Funding policy-makers are starting to recognise rising audience demands for more diverse voices, for more films that speak for themselves from different parts of the community. Screen Australia’s Upcoming Productions report lists 10 feature documentaries directed by women from a total of 24, and the agency’s latest figures show 430 women directors are actively working in the documentary sector, compared to 190 in drama. Backed by the recent Federal Government Gender Matters funding package and a range of initiatives being rolled out by state funding agencies, the goal is to achieve gender parity in Government screen funding within five years.

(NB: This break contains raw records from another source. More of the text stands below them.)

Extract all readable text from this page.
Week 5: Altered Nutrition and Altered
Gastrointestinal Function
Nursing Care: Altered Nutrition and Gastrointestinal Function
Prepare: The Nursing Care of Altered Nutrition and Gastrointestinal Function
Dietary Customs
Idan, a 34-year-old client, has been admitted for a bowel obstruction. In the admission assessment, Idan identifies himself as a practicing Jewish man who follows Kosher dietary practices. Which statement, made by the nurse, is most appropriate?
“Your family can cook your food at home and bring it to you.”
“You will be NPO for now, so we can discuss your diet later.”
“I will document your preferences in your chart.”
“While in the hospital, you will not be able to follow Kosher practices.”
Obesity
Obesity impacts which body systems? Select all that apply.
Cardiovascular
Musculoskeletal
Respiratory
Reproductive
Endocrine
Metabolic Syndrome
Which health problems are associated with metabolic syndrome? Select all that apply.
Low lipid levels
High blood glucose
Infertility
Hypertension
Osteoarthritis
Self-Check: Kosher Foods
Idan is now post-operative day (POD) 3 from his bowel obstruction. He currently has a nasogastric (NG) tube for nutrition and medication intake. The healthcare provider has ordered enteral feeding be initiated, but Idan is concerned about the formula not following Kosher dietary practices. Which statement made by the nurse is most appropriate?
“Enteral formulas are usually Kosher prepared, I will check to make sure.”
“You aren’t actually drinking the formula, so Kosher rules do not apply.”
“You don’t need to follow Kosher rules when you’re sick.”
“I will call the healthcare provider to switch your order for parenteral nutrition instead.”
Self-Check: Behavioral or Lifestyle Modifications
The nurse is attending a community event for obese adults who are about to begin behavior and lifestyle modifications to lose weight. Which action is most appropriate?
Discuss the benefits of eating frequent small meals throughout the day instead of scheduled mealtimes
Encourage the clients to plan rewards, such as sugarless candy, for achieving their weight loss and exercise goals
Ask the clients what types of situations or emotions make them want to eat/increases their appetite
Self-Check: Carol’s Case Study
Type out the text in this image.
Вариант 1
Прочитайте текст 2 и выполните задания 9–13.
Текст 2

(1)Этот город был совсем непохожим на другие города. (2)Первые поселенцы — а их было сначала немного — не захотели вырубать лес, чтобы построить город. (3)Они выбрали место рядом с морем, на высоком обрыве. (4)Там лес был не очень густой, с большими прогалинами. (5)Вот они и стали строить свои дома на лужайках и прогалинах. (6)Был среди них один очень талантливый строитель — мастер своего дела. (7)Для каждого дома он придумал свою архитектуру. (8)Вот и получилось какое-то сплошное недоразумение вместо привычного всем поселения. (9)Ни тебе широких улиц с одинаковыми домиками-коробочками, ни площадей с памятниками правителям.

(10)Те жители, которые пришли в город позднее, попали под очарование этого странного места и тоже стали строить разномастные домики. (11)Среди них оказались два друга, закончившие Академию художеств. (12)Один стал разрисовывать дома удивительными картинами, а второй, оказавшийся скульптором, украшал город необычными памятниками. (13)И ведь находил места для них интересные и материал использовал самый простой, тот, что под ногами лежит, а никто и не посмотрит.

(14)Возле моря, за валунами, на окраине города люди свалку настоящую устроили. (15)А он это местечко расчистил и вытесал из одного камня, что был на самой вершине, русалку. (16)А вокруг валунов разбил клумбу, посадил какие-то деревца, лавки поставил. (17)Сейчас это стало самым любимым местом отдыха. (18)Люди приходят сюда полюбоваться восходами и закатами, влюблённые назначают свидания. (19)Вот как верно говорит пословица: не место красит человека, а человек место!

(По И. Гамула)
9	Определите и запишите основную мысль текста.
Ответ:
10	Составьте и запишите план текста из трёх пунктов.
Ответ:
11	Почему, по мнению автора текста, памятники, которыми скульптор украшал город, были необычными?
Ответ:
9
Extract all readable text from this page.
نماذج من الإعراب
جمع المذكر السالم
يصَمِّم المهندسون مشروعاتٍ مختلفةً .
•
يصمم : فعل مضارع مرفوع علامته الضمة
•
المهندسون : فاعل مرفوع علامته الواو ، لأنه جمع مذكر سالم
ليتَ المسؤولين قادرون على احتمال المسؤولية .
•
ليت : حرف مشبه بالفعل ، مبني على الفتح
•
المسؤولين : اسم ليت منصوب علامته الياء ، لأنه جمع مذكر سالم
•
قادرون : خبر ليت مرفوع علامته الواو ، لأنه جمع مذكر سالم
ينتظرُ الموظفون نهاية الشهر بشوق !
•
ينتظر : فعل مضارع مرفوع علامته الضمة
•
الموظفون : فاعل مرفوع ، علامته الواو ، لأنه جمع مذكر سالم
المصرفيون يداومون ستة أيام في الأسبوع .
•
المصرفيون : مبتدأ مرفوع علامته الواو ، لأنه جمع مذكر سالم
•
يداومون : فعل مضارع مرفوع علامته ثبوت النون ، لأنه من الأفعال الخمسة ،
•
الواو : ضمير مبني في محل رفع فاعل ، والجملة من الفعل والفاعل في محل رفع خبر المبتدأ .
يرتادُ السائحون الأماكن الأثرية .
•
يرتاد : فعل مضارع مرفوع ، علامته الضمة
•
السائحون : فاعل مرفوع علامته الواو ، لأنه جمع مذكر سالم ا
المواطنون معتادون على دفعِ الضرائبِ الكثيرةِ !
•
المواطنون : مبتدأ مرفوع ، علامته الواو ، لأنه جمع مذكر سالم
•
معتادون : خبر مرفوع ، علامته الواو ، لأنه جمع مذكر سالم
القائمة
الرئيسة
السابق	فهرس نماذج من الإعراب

This is, of course, part of an international shift, and funding is only one aspect of the tale. Festivals are also taking note, with this year’s Fribourg International Film Festival throwing down the gauntlet by dedicating it 30th anniversary program to women both onscreen and behind the camera. If these trends and industry support models continue, the real goal will be to change the picture entirely so that gender is no longer the story. As New Zealand–born, Australian-based filmmaker Jane Campion said in 2014 as she led the Cannes Film Festival jury: “Film-making is not about whether you’re a man or a woman; it’s about sensitivity and hard work and really loving what you do. But women are going to tell different stories – there would be many more stories in the world if women were making more films.”